Listing 5-30. Ch5_03.html

var legendTable = d3.select("svg").append("g")
    .attr("transform", "translate(" +margin.left+ ", "+margin.top+")")
    .attr("class", "legendTable");

d3.csv("data_07.csv", function(error, data) {
...
var legend = legendTable.selectAll(".legend")
    .data(pie(data))
    .enter().append("g")
    .attr("class", "legend")
    .attr("transform", function(d, i) {
      return "translate(0, " + i * 20 + ")"; });

legend.append("rect")
      .attr("x", w - 18)
      .attr("y", 4)
      .attr("width", 10)
      .attr("height", 10)
      .style("fill", function(d) { return color(d.data.country); });

legend.append("text")
      .attr("x", w - 24)
      .attr("y", 9)
      .attr("dy", ".35em")
      .style("text-anchor", "end")
      .text(function(d) { return d.data.country; });
});

Finally, you can make some adjustments to the CSS style classes as shown in Listing 5-31.

Listing 5-31. Ch5_03.html

<style>
body {
    font: 16px sans-serif;
}
.arc path {
    stroke: #fff;
    stroke-width: 4;
}
.arc .income {
    font: 12px Arial;
    color: #fff;
}
</style>

And here is the polar area diagram (see Figure 5-12).

Summary

In this chapter, you learned how to implement pie charts and donut charts using the D3 library, following almost the same guidelines as those provided in the previous chapters.

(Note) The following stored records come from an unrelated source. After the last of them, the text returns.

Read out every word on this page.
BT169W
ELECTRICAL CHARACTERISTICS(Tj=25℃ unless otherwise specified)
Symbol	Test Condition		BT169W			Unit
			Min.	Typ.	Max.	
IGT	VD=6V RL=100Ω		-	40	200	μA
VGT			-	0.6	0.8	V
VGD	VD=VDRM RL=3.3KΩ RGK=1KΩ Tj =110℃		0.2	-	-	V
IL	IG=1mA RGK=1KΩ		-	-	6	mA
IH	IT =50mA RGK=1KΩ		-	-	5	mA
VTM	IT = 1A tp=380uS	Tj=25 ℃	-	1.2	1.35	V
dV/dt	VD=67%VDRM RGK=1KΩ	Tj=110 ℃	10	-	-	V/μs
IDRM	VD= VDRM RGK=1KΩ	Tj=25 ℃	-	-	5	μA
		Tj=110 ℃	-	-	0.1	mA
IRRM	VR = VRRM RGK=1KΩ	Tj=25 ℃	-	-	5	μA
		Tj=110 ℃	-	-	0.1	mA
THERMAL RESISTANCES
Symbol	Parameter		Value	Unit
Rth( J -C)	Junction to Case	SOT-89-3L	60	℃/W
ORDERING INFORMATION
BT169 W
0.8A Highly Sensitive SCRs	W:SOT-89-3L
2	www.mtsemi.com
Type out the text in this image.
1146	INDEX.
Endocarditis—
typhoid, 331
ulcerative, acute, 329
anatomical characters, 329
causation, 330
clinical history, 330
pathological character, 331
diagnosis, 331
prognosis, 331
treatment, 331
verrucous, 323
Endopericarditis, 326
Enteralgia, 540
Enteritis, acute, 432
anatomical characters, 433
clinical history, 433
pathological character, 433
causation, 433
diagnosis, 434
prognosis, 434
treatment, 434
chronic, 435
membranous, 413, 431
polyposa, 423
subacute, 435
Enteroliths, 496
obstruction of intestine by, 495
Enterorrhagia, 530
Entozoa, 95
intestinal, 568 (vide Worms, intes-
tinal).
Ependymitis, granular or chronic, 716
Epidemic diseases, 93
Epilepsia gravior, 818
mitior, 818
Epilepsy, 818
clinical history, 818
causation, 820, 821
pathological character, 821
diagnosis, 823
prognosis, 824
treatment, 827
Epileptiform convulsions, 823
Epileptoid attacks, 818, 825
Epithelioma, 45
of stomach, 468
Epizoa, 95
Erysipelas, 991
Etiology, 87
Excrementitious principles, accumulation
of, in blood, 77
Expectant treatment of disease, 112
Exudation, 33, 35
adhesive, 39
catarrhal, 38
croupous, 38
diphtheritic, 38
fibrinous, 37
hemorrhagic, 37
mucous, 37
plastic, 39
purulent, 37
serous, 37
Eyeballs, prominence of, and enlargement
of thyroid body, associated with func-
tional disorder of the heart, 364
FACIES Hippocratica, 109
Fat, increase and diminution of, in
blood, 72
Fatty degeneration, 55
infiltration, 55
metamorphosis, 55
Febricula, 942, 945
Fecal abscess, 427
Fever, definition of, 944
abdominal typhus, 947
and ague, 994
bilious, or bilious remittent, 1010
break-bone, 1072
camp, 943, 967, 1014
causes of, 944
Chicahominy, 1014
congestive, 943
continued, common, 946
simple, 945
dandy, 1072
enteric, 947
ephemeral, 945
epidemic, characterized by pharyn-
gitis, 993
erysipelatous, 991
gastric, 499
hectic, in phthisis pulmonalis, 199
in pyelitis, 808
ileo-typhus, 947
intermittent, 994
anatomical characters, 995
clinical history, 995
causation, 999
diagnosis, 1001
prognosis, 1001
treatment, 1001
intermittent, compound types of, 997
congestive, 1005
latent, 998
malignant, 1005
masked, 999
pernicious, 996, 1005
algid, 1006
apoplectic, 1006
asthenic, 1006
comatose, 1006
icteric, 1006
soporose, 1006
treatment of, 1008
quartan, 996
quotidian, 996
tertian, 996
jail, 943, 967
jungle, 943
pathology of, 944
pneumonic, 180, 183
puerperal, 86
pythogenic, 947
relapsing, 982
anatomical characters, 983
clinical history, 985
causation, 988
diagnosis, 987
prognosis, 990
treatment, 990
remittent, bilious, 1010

Furthermore, at the end of the chapter you learned how to make a polar area diagram, a type of chart which you had not met before and which the D3 library allows you to implement easily.

In the next chapter, you will implement the two types of Candlestick chart which you had already discussed in the first part of the book covering the jqPlot library, only this time you will be using the D3 library.